I am NOT happy with MYOB.

As a small (one-person) business who charges by the time I spend on client work, I need accounting software that can deal with hourly rate time billing and calculate the GST, can accurately calculate my BAS at the end of each quarter, and that can load the updated tax tables from the Australian Government after July 1 each year.

MYOB seems to be the only software in the Australian marketplace that can do all this automatically. And as it’s also used by my accountant, I’m pretty much locked in to the MYOB world. While it’s never been the prettiest software or the most intuitive to work with, it has worked, and I haven’t begrudged paying the annual ‘Cover’ fee (i.e. subscription) on top of the initial amount I paid for the software (the ‘Cover’ subscription gets me [annual] software updates and those all-important updates to the Australian Tax Office’s tax tables).

But now MYOB have really upset their user base. Firstly, they put out new release of their software in late in 2011, which didn’t work in a timely manner (slow as a wet week would be polite), and have released THREE service packs since then. And still the MYOB forums are full of bookkeepers, accountants, and small business users howling at the slowness of the software, and advising anyone who can to go back to V19.6. Needless to say, after my fruitless experience over Christmas trying to install and activate the new version and reading hundreds of forum posts berating MYOB for a really crappy software version and for losing those small business people hundreds — if not thousands — of dollars in revenue and enormous amounts of lost time, I’ve stuck with v19.6. The forums haven’t died down in the past few months either — MYOB is taking a HUGE hit to its reputation from its user base on this release. Even the CEO has come on to the forums to try to calm things down, but that hasn’t worked either — the software is still buggy and slow, according to the most recent forum posts.

And now to add insult to injury, I got my ‘Cover’ (annual subscription) renewal in the mail the other day, and the annual subs have jumped from around $400–$500 a year (see below for my past invoices) to $714.00!!

Subscription amounts for the past four years

From 2008 to 2009, there was a $20 increase (less than 5% increase) on the previous year’s subs. From 2009 to 2010, there was also a $20 increase (also less than 5% increase). From 2010 to 2011, there was a $34.05 increase on the previous year’s subs (about a 7% increase), and from 2011 to 2012, there’s a $220.95 increase to $714.00! That’s a 31% increase on last year’s subs! That’s out and out highway robbery.

The CPI in Australia from Dec 2010 to Dec 2011 was averaging around 3% (http://www.abs.gov.au/ausstats/abs@.nsf/mf/6401.0) so the less than 5% increase, and even perhaps the 7% increase are not too far off that mark. But more than 30%??? That’s just taking advantage of the fact that their Australian small business customers have very little alternative software available to them for managing their business finances and taxes.

A crappy product and a price increase of 30%? How to lose your customer base really quickly. I’m sick of them and their dodgy business practices (who releases a major software version without testing it first? and then ups the subscription amount by some 30% for a crappy product that no-one wants to use?).

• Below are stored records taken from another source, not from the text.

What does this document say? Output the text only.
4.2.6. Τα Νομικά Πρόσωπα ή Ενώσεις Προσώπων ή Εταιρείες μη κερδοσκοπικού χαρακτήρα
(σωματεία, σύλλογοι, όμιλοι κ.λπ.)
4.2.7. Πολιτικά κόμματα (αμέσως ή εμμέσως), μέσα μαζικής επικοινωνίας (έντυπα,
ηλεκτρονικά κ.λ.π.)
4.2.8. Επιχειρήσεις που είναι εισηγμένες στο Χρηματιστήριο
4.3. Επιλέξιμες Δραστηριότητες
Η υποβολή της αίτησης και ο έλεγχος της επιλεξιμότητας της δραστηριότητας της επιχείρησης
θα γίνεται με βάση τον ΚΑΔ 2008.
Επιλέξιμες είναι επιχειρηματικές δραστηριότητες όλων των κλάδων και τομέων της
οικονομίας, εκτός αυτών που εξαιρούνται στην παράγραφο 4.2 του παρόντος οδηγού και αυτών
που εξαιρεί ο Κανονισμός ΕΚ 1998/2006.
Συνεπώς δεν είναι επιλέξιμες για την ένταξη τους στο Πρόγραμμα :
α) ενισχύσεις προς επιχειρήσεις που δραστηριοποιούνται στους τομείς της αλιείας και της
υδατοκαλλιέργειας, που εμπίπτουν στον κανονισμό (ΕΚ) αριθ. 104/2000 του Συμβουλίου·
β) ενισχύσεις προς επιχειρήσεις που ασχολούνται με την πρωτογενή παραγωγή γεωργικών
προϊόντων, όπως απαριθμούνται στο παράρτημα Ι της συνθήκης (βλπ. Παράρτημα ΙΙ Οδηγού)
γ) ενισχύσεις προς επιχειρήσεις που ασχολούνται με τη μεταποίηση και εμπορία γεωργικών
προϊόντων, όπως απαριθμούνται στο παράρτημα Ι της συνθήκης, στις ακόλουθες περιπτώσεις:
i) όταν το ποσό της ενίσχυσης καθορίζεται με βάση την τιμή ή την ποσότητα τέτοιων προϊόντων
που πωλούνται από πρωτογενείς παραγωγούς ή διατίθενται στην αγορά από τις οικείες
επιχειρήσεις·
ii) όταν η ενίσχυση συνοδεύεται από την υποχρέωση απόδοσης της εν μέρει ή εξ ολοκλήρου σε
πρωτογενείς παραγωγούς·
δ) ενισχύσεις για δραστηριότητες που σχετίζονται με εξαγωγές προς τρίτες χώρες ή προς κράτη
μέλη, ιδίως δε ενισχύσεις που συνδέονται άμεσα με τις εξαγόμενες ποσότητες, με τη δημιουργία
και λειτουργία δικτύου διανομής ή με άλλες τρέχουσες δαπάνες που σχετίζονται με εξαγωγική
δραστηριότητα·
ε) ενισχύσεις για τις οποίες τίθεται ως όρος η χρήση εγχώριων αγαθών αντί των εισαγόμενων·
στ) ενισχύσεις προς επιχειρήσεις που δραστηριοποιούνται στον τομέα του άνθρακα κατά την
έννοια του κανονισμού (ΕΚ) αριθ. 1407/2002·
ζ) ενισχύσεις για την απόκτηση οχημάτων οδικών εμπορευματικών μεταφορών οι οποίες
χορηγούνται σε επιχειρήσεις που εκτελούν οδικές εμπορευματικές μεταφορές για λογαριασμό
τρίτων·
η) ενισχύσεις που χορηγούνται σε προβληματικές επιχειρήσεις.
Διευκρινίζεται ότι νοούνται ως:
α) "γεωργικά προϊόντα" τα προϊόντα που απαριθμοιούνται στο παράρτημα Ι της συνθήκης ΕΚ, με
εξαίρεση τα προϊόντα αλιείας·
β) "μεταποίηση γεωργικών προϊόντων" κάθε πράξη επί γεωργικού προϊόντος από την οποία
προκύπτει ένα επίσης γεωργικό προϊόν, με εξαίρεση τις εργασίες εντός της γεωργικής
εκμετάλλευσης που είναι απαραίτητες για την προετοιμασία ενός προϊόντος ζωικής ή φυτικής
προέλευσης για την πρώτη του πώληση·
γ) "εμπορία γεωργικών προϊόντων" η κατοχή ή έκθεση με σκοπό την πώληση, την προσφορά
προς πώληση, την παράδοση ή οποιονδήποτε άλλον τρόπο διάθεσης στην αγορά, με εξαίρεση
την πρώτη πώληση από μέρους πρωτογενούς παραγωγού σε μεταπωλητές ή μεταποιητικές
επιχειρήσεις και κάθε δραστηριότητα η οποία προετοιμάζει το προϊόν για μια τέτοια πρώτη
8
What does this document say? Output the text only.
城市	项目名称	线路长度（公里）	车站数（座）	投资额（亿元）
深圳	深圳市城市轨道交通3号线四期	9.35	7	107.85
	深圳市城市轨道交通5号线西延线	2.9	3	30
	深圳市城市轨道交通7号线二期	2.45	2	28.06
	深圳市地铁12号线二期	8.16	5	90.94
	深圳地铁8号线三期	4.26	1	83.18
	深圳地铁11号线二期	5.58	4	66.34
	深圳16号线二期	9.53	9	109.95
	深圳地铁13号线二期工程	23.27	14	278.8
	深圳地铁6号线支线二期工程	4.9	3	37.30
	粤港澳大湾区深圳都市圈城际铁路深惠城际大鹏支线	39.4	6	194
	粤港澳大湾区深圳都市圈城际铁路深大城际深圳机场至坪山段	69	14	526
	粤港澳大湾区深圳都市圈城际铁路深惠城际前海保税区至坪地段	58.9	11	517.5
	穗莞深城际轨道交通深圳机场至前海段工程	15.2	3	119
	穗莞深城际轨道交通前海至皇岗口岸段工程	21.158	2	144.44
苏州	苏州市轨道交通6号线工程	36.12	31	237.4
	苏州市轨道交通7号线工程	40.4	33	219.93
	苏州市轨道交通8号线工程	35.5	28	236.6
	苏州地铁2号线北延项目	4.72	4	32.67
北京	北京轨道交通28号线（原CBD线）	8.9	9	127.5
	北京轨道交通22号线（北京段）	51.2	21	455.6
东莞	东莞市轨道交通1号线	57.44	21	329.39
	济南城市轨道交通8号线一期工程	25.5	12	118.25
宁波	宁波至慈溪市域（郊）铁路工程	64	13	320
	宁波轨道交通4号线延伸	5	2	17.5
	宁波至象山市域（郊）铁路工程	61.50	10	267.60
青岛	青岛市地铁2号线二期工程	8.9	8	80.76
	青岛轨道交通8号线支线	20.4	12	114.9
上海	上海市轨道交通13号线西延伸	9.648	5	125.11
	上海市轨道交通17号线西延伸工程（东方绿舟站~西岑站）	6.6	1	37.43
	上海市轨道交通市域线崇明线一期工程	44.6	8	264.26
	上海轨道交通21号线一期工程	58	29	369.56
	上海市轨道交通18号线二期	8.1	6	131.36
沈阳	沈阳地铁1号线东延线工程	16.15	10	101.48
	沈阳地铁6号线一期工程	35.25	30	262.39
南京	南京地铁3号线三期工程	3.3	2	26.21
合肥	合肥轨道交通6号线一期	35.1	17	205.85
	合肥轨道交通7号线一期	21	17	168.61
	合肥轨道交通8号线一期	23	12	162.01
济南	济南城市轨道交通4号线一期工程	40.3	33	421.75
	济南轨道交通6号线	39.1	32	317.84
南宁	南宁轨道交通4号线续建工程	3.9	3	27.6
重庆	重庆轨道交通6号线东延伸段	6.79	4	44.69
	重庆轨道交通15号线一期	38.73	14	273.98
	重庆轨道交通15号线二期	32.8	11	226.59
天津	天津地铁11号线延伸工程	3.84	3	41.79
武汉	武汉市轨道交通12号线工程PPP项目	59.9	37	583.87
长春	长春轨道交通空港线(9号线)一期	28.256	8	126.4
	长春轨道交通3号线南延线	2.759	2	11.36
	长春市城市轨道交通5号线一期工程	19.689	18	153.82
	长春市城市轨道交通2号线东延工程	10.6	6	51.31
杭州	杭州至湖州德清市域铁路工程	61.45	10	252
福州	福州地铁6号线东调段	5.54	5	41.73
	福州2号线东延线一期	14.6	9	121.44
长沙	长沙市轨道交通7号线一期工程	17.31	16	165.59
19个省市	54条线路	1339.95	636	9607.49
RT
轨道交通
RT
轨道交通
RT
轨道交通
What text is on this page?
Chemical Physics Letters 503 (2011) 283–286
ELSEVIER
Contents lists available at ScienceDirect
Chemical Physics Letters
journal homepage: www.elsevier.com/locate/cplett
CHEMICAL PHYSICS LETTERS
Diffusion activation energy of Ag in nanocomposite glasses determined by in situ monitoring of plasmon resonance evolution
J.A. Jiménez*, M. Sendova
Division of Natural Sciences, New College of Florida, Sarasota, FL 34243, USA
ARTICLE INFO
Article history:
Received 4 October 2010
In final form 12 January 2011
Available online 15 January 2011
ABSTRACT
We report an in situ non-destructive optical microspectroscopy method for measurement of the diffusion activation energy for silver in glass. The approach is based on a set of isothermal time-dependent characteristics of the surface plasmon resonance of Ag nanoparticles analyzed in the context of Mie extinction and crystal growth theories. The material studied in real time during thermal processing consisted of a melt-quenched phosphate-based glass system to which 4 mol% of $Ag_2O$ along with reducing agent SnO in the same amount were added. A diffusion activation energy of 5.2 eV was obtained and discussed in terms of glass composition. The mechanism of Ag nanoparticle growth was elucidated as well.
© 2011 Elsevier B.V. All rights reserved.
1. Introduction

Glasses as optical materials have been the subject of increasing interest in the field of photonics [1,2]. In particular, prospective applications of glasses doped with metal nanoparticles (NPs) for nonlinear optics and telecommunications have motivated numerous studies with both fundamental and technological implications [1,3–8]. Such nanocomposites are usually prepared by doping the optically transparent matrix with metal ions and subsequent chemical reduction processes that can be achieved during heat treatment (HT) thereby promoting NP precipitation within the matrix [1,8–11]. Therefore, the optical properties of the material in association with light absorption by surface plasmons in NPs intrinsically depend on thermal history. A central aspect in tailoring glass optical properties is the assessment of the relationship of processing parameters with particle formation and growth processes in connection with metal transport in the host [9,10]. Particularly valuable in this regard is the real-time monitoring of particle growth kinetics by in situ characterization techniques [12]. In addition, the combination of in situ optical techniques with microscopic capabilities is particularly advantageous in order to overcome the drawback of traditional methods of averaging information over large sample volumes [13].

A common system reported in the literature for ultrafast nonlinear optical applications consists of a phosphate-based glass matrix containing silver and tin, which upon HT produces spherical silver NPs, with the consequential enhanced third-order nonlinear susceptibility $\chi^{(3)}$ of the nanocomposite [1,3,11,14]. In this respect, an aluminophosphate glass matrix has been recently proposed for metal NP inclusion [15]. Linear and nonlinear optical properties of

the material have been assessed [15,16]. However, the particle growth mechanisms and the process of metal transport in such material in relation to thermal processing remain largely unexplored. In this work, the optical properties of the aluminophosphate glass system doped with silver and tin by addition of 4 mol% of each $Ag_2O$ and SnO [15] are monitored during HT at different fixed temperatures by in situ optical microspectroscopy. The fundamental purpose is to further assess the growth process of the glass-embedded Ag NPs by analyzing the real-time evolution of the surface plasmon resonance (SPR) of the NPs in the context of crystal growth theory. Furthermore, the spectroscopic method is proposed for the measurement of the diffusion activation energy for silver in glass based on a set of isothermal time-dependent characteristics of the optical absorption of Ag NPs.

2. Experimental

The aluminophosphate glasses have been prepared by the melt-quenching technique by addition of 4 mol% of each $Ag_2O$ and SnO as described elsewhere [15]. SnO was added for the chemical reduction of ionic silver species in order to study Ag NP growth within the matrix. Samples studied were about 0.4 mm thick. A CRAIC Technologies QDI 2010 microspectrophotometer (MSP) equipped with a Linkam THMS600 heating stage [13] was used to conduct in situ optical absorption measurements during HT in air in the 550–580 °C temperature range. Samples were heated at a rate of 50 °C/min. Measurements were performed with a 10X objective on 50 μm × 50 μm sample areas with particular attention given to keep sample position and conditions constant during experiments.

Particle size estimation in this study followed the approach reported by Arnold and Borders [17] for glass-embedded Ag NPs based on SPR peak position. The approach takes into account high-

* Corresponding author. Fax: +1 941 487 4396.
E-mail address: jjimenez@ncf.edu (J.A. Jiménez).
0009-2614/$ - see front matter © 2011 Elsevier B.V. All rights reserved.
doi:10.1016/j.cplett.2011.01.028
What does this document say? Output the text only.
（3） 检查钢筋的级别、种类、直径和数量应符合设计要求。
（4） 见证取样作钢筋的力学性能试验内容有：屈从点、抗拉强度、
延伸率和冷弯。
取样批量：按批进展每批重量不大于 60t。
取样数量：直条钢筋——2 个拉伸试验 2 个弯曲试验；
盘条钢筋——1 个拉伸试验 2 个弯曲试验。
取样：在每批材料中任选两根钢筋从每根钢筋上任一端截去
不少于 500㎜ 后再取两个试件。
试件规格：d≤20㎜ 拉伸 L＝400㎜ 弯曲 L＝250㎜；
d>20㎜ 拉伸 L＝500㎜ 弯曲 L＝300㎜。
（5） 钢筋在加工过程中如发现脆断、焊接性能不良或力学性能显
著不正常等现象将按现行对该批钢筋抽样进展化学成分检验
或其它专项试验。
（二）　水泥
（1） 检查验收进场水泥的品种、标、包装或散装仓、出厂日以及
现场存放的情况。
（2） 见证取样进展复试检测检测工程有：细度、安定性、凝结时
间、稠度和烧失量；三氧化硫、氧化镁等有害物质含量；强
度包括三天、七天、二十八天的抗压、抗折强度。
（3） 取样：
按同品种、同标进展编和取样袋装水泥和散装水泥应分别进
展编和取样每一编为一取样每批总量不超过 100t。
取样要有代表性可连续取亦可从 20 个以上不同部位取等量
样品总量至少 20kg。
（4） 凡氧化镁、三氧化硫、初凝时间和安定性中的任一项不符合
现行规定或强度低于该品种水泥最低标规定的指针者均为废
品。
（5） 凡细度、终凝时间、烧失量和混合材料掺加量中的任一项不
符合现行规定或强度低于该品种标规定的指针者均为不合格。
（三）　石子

If anyone has any suggestions of software alternatives to MYOB, I’d be happy to hear them. However, the alternatives MUST be able to do hourly time billing, calculate the GST and BAS, provide annual tax tables from the Australian Tax Office, and be at a price point suitable for a one-person business. So anything designed for the US, UK etc. is out. Oh, and the alternative has to be able to import my existing MYOB files (accounts, card files, etc.) and let me customise my invoices. And my accountant needs to be able to work with the files come tax time.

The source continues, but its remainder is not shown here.